コンビーナの改選: 多くのWG/AGコンビーナの任期が2026年12月で満了するため、2026年初頭に候補者募集(Call for Candidate)が発行され、7月の総会で審議される予定.WG 5 (JVET) の新体制: コンビーナ後継者としてMathias Wien氏(ドイツ)が任命され、ITU-T SG 21との共同運営体制の維持・強化が図られる.


5.2 技術標準化のロードマップ

各分野で次世代技術の規格化が本格化する.SC 29 専門委員会としては、これらの新規活動に積極的に貢献していく.
 

静止画・センサー関連(WG 1/JPEG)

JPEG XE (Event-driven Vision Sensor):  イベント駆動型ビジョンセンサ向けの符号化方式について、2026年4月に最終国際規格案(FDIS)の発行を目指す.
JPEG AI: DNNを活用した静止画符号化方式(ISO/IEC 6048)の各パートが順次出版フェーズに移行する.

 

映像符号化・機械向け符号化(WG 4, WG 5/MPEG Video, JVET)
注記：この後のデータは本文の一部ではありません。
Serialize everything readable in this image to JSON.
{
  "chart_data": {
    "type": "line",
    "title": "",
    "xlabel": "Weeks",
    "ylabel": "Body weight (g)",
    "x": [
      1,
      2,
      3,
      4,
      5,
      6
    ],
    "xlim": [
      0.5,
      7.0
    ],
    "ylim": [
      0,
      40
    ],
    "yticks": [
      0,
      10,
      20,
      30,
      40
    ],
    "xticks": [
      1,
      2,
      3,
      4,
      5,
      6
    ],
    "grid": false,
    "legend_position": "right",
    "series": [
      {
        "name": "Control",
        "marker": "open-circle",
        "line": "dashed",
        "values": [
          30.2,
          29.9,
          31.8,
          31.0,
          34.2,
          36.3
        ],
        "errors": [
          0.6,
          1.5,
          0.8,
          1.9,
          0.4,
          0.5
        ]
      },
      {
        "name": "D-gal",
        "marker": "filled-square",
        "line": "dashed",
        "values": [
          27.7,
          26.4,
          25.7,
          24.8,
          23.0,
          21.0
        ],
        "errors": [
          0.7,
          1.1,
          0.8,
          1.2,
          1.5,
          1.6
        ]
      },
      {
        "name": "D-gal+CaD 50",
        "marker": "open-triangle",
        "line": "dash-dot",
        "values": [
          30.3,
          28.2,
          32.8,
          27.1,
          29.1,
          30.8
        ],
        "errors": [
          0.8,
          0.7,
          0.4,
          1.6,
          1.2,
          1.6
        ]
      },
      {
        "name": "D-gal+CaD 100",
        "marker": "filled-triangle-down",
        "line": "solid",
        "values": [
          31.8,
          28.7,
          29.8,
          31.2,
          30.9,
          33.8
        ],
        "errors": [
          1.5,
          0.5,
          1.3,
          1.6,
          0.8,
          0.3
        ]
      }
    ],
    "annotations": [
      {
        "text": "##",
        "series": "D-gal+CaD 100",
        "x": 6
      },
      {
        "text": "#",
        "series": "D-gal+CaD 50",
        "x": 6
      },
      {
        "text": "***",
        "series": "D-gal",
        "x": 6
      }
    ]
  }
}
次世代映像符号化 (Beyond VVC): VVCを超える性能を目指すプロジェクトにおいて、2026年7月に提案募集(Final CfP)を発行し、2027年1月の会合で提案技術を審議するスケジュールで進める.規格化完了はその後3年以内を目指す.
Video Coding for Machines (VCM): AIによる認識を想定したビデオ符号化(ISO/IEC 23888-2)について、2026年7月のFDIS発行に向けて完成度を高めていく.
Feature Coding for Machines (FCM): 特徴量符号化について、2026年1月に委員会草案(CD)、7月に国際規格案(DIS)を発行し、2027年1月のFDIS発行を目指す.

 

空間映像・没入型メディア(WG 4, WG 7/MPEG Video, 3D Graphics)

Gaussian Splatting (GS) 圧縮: 3D Gaussian Splattingの早期規格化の要請に応えるため、既存の点群圧縮規格(V-PCC, G-PCC)を拡張するAmendment(追補)の策定を進め、2026年中または2027年前半の完了を目指す.
Lenslet Video Coding (LVC): 既存の映像符号化を活用した小型レンズアレイ映像の符号化について、2027年4月の標準化完了を目指す.

 

5.3 国内活動および日本招致計画

短期集中セミナー: 2026年度にも「JPEG/MPEG最前線」セミナーの開催を計画しており、参加者の増加に向けたPR強化や情報発信方法の検討を継続する.
国際会議の日本招致: 運営ノウハウの継承を目的に、2028年以降(1月または7月)のSC 29国際会議の日本招致を目標として活動を推進する.